Por Ernesto Xavier
14/01/01
14/01/01
Existe um momento na
vida em que todo ser humano pensa na morte. É algo normal. Todo mundo sabe que
nasceu um dia, não lembra desse dia, é claro, mas sabe que aconteceu. E também
sabe que um dia vai morrer. Pode ser qualquer dia, mas vai acontecer. O que
chamamos de vida é este curto espaço de tempo que existe entre a vida e a
morte. Isso é óbvio! Todo mundo sabe disso. Mas de tão óbvio acabamos
esquecendo. E às vezes ficamos surpresos quando já estamos velhos e temos
certeza de que a morte está realmente próxima. Dá para perceber quando aquelas
doenças chatas chegam. Não que eu seja um cara velho, coisa e tal. Sou novo.
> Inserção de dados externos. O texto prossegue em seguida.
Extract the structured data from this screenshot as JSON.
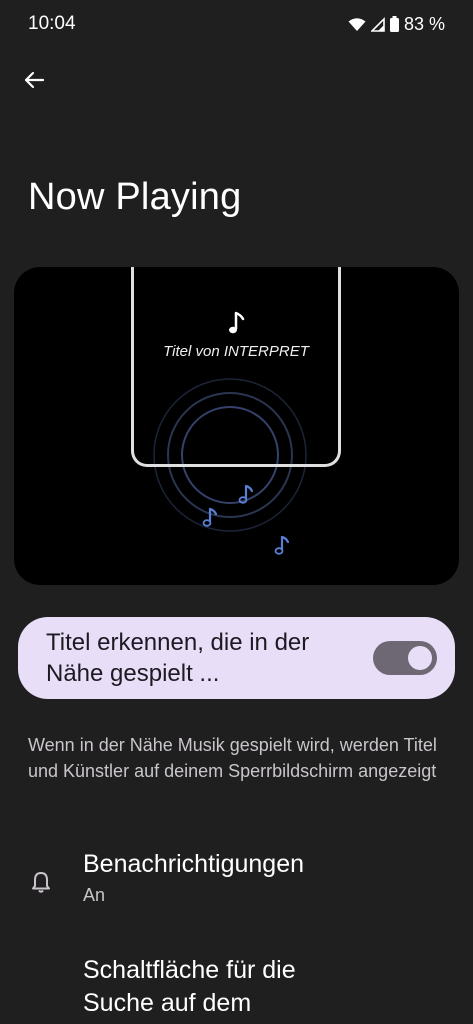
{
  "status_bar": {
    "time": "10:04",
    "battery": "83 %"
  },
  "header": {
    "title": "Now Playing"
  },
  "illustration": {
    "track_text": "Titel von INTERPRET"
  },
  "toggle": {
    "label": "Titel erkennen, die in der Nähe gespielt ...",
    "checked": true
  },
  "description": "Wenn in der Nähe Musik gespielt wird, werden Titel und Künstler auf deinem Sperrbildschirm angezeigt",
  "preferences": [
    {
      "icon": "bell-icon",
      "title": "Benachrichtigungen",
      "summary": "An"
    },
    {
      "title": "Schaltfläche für die Suche auf dem"
    }
  ],
  "colors": {
    "background": "#1f1f1f",
    "toggle_card": "#e8def8",
    "accent_note": "#5b7fd6"
  }
}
Até bastante. Mas o suficiente para já ter observado bastante gente e visto que
o que estou falando é de verdade. Tenho 17 anos e nada de tão extraordinário
aconteceu nesse tempo. Também não possuo nenhuma doença grave que possa levar
alguém a pensar que estou escrevendo uma carta de despedida ou algo assim. Só
que de vez em quando me bate uma tristeza danada e só quando passo isso para o
papel é que aquele sentimento parece sair de mim. Não sai totalmente. Ele volta
depois de um tempo. Mas pelo menos dá um alívio momentâneo.
Sou o tipo de cara
que pensa toda hora na droga da minha vida. Às vezes acho que penso mais nela
do que a vivo propriamente dizendo. Mas é algo que não consigo evitar. Quando
vejo estou parado que nem um idiota olhando para o nada e viajando na minha
história. Fantasio situações que poderiam acontecer comigo. Normalmente são
coisas que eu desejaria fazer e não tenho coragem. Como falar pra Luísa que sou
apaixonado por ela e não quero só ser seu amigo? Tenho um medo danado dela não
querer nem olhar mais na minha cara. Eu adoro a companhia dela. Só de estar do
lado já me faz bem pacas. Nós somos capazes de passar umas cinco horas
conversando direto sem cansar. Falamos de tudo. Da nossa infância. Da família.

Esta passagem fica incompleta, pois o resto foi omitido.